In practice, this means “pulling back from the focus on growth and honing in on what we can do better for our existing customers and how we can deepen those relationships,” Credit Sesame’s Nazari told me in an interview. “Right now, it’s about protection and helping our customers withstand the shock at a time when their finances are distressed, and their incomes are impacted.” He’s also preparing to draft the “next chapter” in the marketing playbook. It’s one where Credit Sesame, drawing from a decade of customer insights, fuels a virtuous cycle of trust, engagement and, ultimately, advocacy. “Customers want guidance to prepare for financial recovery post-COVID-19, but they expect personalized advice and recommendations that show we know where they’re coming from and can help them get where they want to go.”
Business decision makers are people, too
Companies also need to inject humanity and empathy into their B2B communications. This is the view of Charles Orlando, Head of Global Communications and Brand at CleverTap, a mobile marketing platform that helps companies convert, retain and grow their users at scale.In his latest post on LinkedIn, Orlando provides a go-forward plan for B2B companies, encouraging them to get away from business as usual. Doing anything else, he warns, is to “brand oneself tone-deaf (at best), or alienate the very people/prospects we are attempting to reach and engage (more likely).”
Instead, he says, marketers must adopt advertising and communications that reflect the new reality and address “four critical, human psychological needs.” Essentially, Orlando gives Maslow’s hierarchy of needs a refresh for marketing in a pandemic. Maslow’s theory in psychology divides our human needs into five levels, placing the most basic needs at the bottom of the pyramid and elevating our most complex needs to the top. Marketing and messaging, which has tended to emphasize top-of-the pyramid aspirational goals and status-seeking, must be rebalanced to address basic human needs for connection, security and stability.

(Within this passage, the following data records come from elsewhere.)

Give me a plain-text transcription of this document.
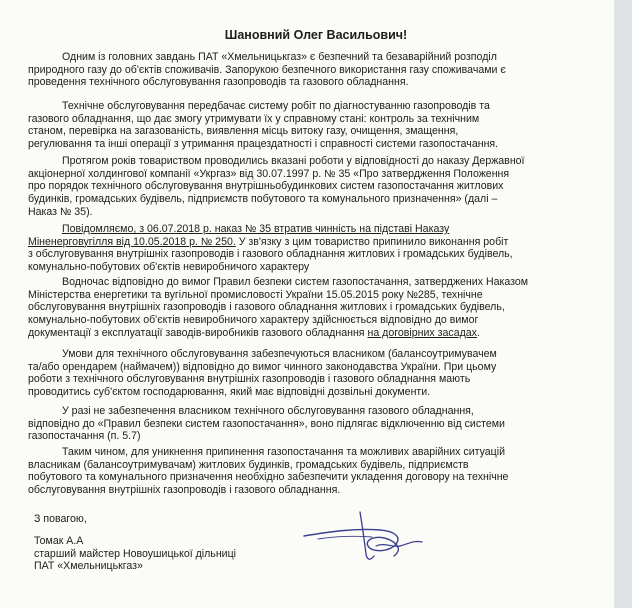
Шановний Олег Васильович!
Одним із головних завдань ПАТ «Хмельницькгаз» є безпечний та безаварійний розподіл
природного газу до об'єктів споживачів. Запорукою безпечного використання газу споживачами є
проведення технічного обслуговування газопроводів та газового обладнання.
Технічне обслуговування передбачає систему робіт по діагностуванню газопроводів та
газового обладнання, що дає змогу утримувати їх у справному стані: контроль за технічним
станом, перевірка на загазованість, виявлення місць витоку газу, очищення, змащення,
регулювання та інші операції з утримання працездатності і справності системи газопостачання.
Протягом років товариством проводились вказані роботи у відповідності до наказу Державної
акціонерної холдингової компанії «Укргаз» від 30.07.1997 р. № 35 «Про затвердження Положення
про порядок технічного обслуговування внутрішньобудинкових систем газопостачання житлових
будинків, громадських будівель, підприємств побутового та комунального призначення» (далі –
Наказ № 35).
Повідомляємо, з 06.07.2018 р. наказ № 35 втратив чинність на підставі Наказу
Міненерговугілля від 10.05.2018 р. № 250. У зв'язку з цим товариство припинило виконання робіт
з обслуговування внутрішніх газопроводів і газового обладнання житлових і громадських будівель,
комунально-побутових об'єктів невиробничого характеру
Водночас відповідно до вимог Правил безпеки систем газопостачання, затверджених Наказом
Міністерства енергетики та вугільної промисловості України 15.05.2015 року №285, технічне
обслуговування внутрішніх газопроводів і газового обладнання житлових і громадських будівель,
комунально-побутових об'єктів невиробничого характеру здійснюється відповідно до вимог
документації з експлуатації заводів-виробників газового обладнання на договірних засадах.
Умови для технічного обслуговування забезпечуються власником (балансоутримувачем
та/або орендарем (наймачем)) відповідно до вимог чинного законодавства України. При цьому
роботи з технічного обслуговування внутрішніх газопроводів і газового обладнання мають
проводитись суб'єктом господарювання, який має відповідні дозвільні документи.
У разі не забезпечення власником технічного обслуговування газового обладнання,
відповідно до «Правил безпеки систем газопостачання», воно підлягає відключенню від системи
газопостачання (п. 5.7)
Таким чином, для уникнення припинення газопостачання та можливих аварійних ситуацій
власникам (балансоутримувачам) житлових будинків, громадських будівель, підприємств
побутового та комунального призначення необхідно забезпечити укладення договору на технічне
обслуговування внутрішніх газопроводів і газового обладнання.
З повагою,
Томак А.А
старший майстер Новоушицької дільниці
ПАТ «Хмельницькгаз»
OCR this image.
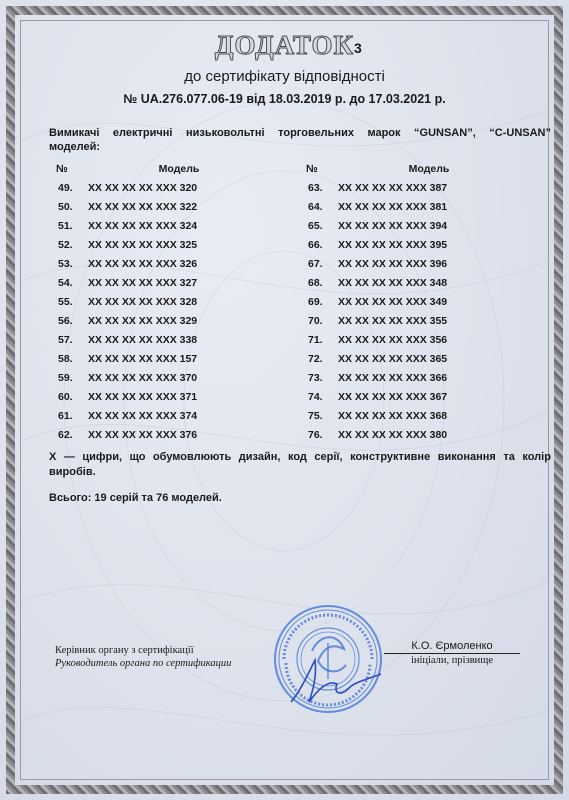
ДОДАТОК 3
до сертифікату відповідності
№ UA.276.077.06-19 від 18.03.2019 р. до 17.03.2021 р.
Вимикачі електричні низьковольтні торговельних марок “GUNSAN”, “C-UNSAN”
моделей:
№	Модель
49.	XX XX XX XX XXX 320
50.	XX XX XX XX XXX 322
51.	XX XX XX XX XXX 324
52.	XX XX XX XX XXX 325
53.	XX XX XX XX XXX 326
54.	XX XX XX XX XXX 327
55.	XX XX XX XX XXX 328
56.	XX XX XX XX XXX 329
57.	XX XX XX XX XXX 338
58.	XX XX XX XX XXX 157
59.	XX XX XX XX XXX 370
60.	XX XX XX XX XXX 371
61.	XX XX XX XX XXX 374
62.	XX XX XX XX XXX 376
№	Модель
63.	XX XX XX XX XXX 387
64.	XX XX XX XX XXX 381
65.	XX XX XX XX XXX 394
66.	XX XX XX XX XXX 395
67.	XX XX XX XX XXX 396
68.	XX XX XX XX XXX 348
69.	XX XX XX XX XXX 349
70.	XX XX XX XX XXX 355
71.	XX XX XX XX XXX 356
72.	XX XX XX XX XXX 365
73.	XX XX XX XX XXX 366
74.	XX XX XX XX XXX 367
75.	XX XX XX XX XXX 368
76.	XX XX XX XX XXX 380
X — цифри, що обумовлюють дизайн, код серії, конструктивне виконання та колір
виробів.
Всього: 19 серій та 76 моделей.
Керівник органу з сертифікації
Руководитель органа по сертификации
К.О. Єрмоленко
ініціали, прізвище
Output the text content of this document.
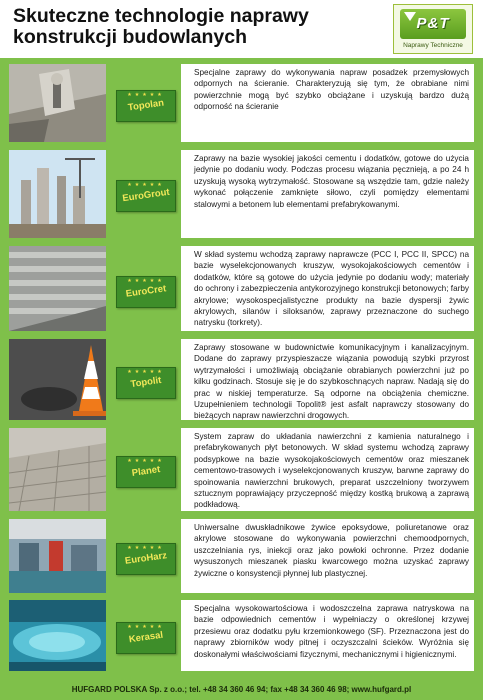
Skuteczne technologie naprawy
konstrukcji budowlanych
P&T
Naprawy Techniczne
★★★★★
Topolan
Specjalne zaprawy do wykonywania napraw posadzek przemysłowych odpornych na ścieranie. Charakteryzują się tym, że obrabiane nimi powierzchnie mogą być szybko obciążane i uzyskują bardzo dużą odporność na ścieranie
★★★★★
EuroGrout
Zaprawy na bazie wysokiej jakości cementu i dodatków, gotowe do użycia jedynie po dodaniu wody. Podczas procesu wiązania pęcznieją, a po 24 h uzyskują wysoką wytrzymałość. Stosowane są wszędzie tam, gdzie należy wykonać połączenie zamknięte siłowo, czyli pomiędzy elementami stalowymi a betonem lub elementami prefabrykowanymi.
★★★★★
EuroCret
W skład systemu wchodzą zaprawy naprawcze (PCC I, PCC II, SPCC) na bazie wyselekcjonowanych kruszyw, wysokojakościowych cementów i dodatków, które są gotowe do użycia jedynie po dodaniu wody; materiały do ochrony i zabezpieczenia antykorozyjnego konstrukcji betonowych; farby akrylowe; wysokospecjalistyczne produkty na bazie dyspersji żywic akrylowych, silanów i siloksanów, zaprawy przeznaczone do suchego natrysku (torkrety).
★★★★★
Topolit
Zaprawy stosowane w budownictwie komunikacyjnym i kanalizacyjnym. Dodane do zaprawy przyspieszacze wiązania powodują szybki przyrost wytrzymałości i umożliwiają obciążanie obrabianych powierzchni już po kilku godzinach. Stosuje się je do szybkoschnących napraw. Nadają się do prac w niskiej temperaturze. Są odporne na obciążenia chemiczne. Uzupełnieniem technologii Topolit® jest asfalt naprawczy stosowany do bieżących napraw nawierzchni drogowych.
★★★★★
Planet
System zapraw do układania nawierzchni z kamienia naturalnego i prefabrykowanych płyt betonowych. W skład systemu wchodzą zaprawy podsypkowe na bazie wysokojakościowych cementów oraz mieszanek cementowo-trasowych i wyselekcjonowanych kruszyw, barwne zaprawy do spoinowania nawierzchni brukowych, preparat uszczelniony tworzywem sztucznym poprawiający przyczepność między kostką brukową a zaprawą podkładową.
★★★★★
EuroHarz
Uniwersalne dwuskładnikowe żywice epoksydowe, poliuretanowe oraz akrylowe stosowane do wykonywania powierzchni chemoodpornych, uszczelniania rys, iniekcji oraz jako powłoki ochronne. Przez dodanie wysuszonych mieszanek piasku kwarcowego można uzyskać zaprawy żywiczne o konsystencji płynnej lub plastycznej.
★★★★★
Kerasal
Specjalna wysokowartościowa i wodoszczelna zaprawa natryskowa na bazie odpowiednich cementów i wypełniaczy o określonej krzywej przesiewu oraz dodatku pyłu krzemionkowego (SF). Przeznaczona jest do naprawy zbiorników wody pitnej i oczyszczalni ścieków. Wyróżnia się doskonałymi właściwościami fizycznymi, mechanicznymi i higienicznymi.
HUFGARD POLSKA Sp. z o.o.; tel. +48 34 360 46 94; fax +48 34 360 46 98; www.hufgard.pl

“Brands who are trying to sell products and services to companies are competing with the fact that critical survival needs of the individual are not currently being met,” Orlando observes. He identifies four deep desires we share as humans in these unprecedented times:
- Acknowledgment that we are not alone
- Connection to a person, brand or entity that is offering help
- Guidance on how to navigate through the Evolving Normal
- Hope that things will not remain this way
The priorities for business professionals in a B2B marketing scenario are strikingly similar. Using the same lens, Orlando concludes professionals have four requirements:
- They want to connect with others to solve current problems.
- They want guidance to plan for the future.
- They require actionable solutions from trusted sources.
- They will not be pushed into a purchasing decision in an uncertain environment.
Whether B2B or B2C, acknowledging and accommodating customers’ new normal calls for a holistic strategy refresh, not just a “we’re here for you” subject line. Deploy innate human empathy along with business acumen to discover the messaging mix that’s right for the times. Test and learn, and be prepared to adjust…which is wise advice even outside of work these days.